Whether the recorder or code is faster to author comes down to whether you're writing a novel flow for the first time, which favours the recorder, or you're on your hundredth variant of something you already have, which favours code because you can copy and edit. Updating a test after a UI change is fast on the code side if you've built a page-object layer that isolates selectors, and if you have, a one-line commit usually beats clicking through the recorder again. Flakiness shows up on both sides in different shapes. On the code side it's most often a bad wait or a locator that was always going to break. Recorders have their own version of this, which is the platform's element-matcher picking something a human would not have picked. Neither of those is obviously harder to diagnose than the other; the instincts are just different. Team scaling comes back to who's on the team, which means engineers get more out of code and teams with mixed-skill QA get more out of a recorder. Debuggability in CI is a wash at this point, and everyone has invested roughly equally in it.
The big caveat cuts across the whole thing. A team that actually invests in its test code, with someone who owns the conventions and a culture that reviews tests the way it reviews product code, will beat our recorder on most of the axes I've listed, including the ones I put in the recorder-wins column. How tests hold up over time is the only axis where the structural argument against code still holds, and even there a serious team can keep a code suite healthy for a long time.

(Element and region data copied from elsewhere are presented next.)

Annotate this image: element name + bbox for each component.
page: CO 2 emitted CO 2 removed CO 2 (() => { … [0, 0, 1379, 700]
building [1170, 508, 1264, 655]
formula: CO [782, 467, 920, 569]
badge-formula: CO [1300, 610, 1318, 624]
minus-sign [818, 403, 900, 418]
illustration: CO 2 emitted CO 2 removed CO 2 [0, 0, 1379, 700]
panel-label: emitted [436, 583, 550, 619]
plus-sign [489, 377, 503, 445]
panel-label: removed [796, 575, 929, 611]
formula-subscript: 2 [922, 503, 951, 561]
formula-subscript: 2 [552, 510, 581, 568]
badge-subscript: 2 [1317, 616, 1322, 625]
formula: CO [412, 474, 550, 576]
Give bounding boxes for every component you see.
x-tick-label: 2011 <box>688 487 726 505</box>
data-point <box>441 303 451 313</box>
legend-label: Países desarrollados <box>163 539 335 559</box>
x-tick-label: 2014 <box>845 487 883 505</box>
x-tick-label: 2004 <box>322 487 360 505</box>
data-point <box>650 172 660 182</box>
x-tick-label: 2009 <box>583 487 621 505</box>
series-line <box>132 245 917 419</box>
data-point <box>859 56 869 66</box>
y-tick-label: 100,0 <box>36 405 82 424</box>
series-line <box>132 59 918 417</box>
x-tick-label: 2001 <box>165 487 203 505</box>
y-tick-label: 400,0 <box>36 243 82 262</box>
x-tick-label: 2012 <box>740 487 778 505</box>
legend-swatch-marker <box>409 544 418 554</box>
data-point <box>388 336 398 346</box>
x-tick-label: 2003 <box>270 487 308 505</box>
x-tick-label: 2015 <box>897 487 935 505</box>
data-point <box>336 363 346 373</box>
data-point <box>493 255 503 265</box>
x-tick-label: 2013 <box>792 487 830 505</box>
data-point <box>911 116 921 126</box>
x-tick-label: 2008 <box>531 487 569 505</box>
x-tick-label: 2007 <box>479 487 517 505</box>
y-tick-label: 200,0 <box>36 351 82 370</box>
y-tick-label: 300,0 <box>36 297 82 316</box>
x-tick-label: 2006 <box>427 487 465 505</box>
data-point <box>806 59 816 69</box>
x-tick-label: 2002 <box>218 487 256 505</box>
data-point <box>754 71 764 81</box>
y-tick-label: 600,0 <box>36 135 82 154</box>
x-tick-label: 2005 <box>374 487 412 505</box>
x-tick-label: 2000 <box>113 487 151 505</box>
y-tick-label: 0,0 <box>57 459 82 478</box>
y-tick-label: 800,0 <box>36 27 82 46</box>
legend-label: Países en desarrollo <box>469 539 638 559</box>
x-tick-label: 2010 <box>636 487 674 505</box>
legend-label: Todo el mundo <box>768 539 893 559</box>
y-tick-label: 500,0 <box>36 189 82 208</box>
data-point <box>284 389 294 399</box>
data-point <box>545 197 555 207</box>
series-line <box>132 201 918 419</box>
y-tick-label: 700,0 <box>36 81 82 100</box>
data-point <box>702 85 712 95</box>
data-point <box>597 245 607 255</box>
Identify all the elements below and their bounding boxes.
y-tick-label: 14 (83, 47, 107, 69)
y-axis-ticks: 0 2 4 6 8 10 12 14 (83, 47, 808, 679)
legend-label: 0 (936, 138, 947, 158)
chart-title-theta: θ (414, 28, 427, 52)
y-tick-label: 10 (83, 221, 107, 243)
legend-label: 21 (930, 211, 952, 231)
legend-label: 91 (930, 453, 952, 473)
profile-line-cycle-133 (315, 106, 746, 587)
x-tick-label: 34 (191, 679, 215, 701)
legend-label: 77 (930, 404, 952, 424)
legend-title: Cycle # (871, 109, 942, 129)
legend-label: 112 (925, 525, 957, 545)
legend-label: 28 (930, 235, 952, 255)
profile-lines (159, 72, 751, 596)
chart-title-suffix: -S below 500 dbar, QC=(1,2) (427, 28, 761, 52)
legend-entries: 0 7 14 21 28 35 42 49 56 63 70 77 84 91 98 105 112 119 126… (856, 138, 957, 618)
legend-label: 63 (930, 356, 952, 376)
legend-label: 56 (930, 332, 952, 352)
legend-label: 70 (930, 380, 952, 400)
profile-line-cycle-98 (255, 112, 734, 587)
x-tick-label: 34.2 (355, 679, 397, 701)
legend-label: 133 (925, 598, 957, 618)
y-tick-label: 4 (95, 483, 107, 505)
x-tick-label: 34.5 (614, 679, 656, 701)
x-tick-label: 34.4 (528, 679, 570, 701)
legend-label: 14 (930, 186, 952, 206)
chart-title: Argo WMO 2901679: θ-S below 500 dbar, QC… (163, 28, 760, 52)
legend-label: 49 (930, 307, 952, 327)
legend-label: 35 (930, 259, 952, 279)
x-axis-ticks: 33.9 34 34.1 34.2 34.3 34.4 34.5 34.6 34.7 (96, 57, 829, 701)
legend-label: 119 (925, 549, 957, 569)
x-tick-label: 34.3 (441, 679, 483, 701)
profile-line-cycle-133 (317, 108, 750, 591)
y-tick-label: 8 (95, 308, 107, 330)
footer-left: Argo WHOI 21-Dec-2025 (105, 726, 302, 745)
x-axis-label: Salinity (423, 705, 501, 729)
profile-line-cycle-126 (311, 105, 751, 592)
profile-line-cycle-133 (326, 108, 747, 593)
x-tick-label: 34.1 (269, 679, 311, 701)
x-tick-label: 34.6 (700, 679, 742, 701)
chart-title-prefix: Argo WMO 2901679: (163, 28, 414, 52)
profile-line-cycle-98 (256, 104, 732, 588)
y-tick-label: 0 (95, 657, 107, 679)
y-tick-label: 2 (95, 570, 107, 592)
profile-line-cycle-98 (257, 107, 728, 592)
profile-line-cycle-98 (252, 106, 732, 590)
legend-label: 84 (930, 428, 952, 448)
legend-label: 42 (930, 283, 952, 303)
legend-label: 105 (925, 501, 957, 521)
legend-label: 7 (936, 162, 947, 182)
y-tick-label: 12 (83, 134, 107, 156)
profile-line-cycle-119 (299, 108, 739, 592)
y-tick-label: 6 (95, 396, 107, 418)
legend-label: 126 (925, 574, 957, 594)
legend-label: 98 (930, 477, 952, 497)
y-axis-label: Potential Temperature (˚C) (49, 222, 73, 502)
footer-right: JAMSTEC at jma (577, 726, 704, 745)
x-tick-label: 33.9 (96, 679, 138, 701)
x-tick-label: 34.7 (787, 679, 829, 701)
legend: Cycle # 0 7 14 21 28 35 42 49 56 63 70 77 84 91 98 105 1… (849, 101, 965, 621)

The catch is that that team is rare. The common reality is the codebase that's twice the size of the app, a coverage number that only goes down, and a long tail of @skip-annotated tests nobody wants to own. That's the suite a recorder is actually being compared against.
If you're an automation engineer with a decade of experience and a codebase you've kept clean, Mockingjay is probably not for your team, and I'd cheer for what you've built. The tool is for the teams that don't have what you have and don't have a realistic path to getting there, trying to decide whether to keep paying the tax of the bad codebase or do something structurally different.
What to pick is usually more boring than the argument makes it sound. Look at what your team can actually maintain, and pick the tool that fits.